The medication — manufactured by Bioniche Life Sciences, Inc. — was granted a Special Treatment Certificate (STC) by the UK’s Veterinary Medical Directorate, a branch of the Department for the Environment, Food and Rural Affairs. An STC is issued when no treatment for a given animal disease has been approved by the European Union, but one is available in a country outside the EU.
Although cattle cannot get sick from E. coli O157:H7, their intestines serve as a reservoir for the bacteria, which is shed in their feces and can be passed on to humans, in whom it can cause serious and sometimes fatal infection.
“I am very pleased to see an STC issued for this application,” said Dr.

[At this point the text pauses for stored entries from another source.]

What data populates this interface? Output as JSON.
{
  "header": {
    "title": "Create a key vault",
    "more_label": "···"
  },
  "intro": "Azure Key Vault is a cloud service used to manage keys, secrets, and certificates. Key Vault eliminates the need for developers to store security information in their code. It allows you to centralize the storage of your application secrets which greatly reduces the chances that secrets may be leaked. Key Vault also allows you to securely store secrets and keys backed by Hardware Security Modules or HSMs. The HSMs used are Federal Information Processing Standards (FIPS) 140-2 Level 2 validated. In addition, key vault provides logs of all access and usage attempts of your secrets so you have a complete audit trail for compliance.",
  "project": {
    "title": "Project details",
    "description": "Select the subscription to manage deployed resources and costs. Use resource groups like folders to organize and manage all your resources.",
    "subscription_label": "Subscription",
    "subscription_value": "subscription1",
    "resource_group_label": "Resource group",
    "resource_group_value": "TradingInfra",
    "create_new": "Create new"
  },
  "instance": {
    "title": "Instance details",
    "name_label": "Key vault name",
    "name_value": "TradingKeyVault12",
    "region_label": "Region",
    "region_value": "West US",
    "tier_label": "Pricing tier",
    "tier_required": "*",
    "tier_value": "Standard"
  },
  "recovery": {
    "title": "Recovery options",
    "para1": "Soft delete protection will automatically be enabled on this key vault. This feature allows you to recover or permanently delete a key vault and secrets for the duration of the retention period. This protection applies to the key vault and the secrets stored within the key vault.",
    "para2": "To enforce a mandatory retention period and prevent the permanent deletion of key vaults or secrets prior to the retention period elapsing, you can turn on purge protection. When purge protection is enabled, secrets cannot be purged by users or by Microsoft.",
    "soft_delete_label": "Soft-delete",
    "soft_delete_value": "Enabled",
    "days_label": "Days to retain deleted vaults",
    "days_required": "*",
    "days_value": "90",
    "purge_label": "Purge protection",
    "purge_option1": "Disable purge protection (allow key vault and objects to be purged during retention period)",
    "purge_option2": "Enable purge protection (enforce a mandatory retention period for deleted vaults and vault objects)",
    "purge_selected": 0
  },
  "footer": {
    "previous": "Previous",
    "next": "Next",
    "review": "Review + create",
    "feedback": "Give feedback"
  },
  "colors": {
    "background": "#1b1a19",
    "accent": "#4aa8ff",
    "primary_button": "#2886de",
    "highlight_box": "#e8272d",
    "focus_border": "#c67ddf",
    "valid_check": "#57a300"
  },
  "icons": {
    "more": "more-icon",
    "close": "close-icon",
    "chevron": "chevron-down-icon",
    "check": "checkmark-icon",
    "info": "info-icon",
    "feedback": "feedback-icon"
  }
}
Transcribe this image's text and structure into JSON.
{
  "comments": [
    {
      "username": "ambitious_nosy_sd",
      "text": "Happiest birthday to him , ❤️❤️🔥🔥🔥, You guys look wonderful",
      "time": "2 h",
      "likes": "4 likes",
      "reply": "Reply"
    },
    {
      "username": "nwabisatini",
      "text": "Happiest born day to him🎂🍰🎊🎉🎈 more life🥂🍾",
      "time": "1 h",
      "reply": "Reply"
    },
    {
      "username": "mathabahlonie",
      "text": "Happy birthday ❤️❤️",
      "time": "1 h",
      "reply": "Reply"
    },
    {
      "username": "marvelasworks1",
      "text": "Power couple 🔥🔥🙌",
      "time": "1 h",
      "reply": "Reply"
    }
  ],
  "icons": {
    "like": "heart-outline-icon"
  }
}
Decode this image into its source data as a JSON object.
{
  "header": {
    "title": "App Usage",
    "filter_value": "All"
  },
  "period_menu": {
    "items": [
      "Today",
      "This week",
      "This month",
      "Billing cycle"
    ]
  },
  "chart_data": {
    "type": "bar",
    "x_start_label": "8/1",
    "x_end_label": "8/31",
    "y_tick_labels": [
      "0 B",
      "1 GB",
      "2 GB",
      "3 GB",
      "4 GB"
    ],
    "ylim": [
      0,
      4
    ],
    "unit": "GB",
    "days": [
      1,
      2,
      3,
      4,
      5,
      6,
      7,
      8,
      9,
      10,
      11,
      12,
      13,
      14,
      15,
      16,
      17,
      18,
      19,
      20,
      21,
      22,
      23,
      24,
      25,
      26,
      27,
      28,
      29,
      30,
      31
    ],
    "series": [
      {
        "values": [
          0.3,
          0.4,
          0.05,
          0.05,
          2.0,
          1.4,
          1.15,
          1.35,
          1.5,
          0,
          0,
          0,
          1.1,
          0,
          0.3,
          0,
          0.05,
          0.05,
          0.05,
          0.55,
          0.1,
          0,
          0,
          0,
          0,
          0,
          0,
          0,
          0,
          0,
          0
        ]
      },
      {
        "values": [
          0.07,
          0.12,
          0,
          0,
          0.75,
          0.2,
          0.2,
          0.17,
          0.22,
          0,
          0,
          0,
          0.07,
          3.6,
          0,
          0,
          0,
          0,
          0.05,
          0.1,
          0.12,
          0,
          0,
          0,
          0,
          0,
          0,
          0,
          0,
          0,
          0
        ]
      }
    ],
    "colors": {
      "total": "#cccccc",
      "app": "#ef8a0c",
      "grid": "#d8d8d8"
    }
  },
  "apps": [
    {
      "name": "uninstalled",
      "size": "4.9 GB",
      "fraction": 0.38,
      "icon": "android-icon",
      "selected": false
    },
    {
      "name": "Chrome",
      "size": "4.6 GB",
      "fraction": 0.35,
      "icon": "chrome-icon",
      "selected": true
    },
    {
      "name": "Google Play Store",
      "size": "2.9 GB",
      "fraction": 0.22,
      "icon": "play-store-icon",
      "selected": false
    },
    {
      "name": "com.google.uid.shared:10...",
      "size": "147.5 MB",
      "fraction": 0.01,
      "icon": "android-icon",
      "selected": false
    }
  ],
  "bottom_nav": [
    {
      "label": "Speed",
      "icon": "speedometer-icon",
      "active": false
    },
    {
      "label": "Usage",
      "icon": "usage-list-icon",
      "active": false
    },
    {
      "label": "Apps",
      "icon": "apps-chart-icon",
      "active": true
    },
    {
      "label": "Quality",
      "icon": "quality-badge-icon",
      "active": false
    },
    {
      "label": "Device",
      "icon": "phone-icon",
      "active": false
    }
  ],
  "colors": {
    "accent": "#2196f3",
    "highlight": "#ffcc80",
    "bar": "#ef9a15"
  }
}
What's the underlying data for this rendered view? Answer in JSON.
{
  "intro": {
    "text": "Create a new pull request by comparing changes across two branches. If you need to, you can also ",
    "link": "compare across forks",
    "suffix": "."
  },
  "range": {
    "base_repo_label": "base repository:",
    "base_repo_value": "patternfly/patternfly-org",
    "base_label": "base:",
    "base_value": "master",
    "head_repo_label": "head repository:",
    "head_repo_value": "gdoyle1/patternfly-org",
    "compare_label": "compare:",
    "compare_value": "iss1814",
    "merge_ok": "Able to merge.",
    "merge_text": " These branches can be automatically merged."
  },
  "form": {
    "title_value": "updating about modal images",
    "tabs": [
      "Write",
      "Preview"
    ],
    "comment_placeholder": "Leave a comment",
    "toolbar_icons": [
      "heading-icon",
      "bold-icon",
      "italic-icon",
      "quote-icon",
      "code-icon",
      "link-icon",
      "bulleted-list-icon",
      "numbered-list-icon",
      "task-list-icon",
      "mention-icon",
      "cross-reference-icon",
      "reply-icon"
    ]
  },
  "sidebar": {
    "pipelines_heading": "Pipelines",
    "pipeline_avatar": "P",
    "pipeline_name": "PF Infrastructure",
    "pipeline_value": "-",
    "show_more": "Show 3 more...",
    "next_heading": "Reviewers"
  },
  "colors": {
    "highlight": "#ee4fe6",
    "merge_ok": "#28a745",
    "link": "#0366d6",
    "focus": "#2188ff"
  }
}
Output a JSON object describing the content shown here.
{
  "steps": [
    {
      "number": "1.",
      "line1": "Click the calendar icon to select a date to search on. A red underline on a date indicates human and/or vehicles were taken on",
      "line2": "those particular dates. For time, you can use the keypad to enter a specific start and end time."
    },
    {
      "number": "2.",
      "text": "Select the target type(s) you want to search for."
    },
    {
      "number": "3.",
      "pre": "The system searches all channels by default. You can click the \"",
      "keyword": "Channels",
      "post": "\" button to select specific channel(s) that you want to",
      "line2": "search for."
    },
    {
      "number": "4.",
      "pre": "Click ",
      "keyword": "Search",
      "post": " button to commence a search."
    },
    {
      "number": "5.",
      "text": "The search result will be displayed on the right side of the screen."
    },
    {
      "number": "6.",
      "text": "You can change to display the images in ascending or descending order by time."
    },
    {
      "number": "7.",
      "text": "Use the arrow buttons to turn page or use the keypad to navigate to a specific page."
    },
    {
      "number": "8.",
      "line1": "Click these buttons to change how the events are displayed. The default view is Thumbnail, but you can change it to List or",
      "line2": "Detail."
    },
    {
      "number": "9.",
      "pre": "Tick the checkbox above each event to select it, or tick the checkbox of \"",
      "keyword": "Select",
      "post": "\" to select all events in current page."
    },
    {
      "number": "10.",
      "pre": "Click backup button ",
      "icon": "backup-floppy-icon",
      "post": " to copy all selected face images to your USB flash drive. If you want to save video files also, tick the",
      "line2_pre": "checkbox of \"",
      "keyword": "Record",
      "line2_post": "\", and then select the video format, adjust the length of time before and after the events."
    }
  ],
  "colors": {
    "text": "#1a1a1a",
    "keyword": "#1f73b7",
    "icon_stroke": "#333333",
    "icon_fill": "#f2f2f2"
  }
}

Chris Low, Director of One Health at the University of Edinburgh’s School of Veterinary Studies in a Tuesday press release. “On-farm vaccination is a logical preventative measure to reduce the risk of human exposure to E. coli O157 and this initiative by Bioniche Life Sciences adds to the armoury of those involved in livestock agriculture to ensure that, in the many contexts where country meets city, human illness is not a result.”
The first application of the drug is likely to be on farms where the public risks exposure to cow feces, according to Low.
The STC allows UK veterinary surgeons to use the foreign drug until an equivalent one, or that same drug, is approved for use in the EU.
Before it can be approved across the European Union, the Bioniche drug — Econiche — must meet EU’s Good Manufacturing Practices, a process that’s expected to take anywhere from a year to a year and a half.
Econiche was approved for use in Canada in October of 2008. However, it has not yet received a green light from the U.S. Department of Agriculture — the agency responsible for licensing and regulating Shiga toxin-producing E. coli vaccines in the United States.
In the U.S., another drug designed to prevent E. coli shedding in cattle — Pfizer’s E coli Bacterial Extract Vaccine with SRP® Technology — has been approved by USDA, but has yet to find the funding it needs to be put to widespread use.
That vaccine got a boost this week, however, when Kansas State University released a study showing that an “E. coli Vaccine,” presumed to be the Pfizer drug, reduces shedding of E. coli O157:H7 from cows by more than 50 percent, and that less of the drug is needed to achieve this effect than originally thought, meaning that the cost to farmers would be lower than expected.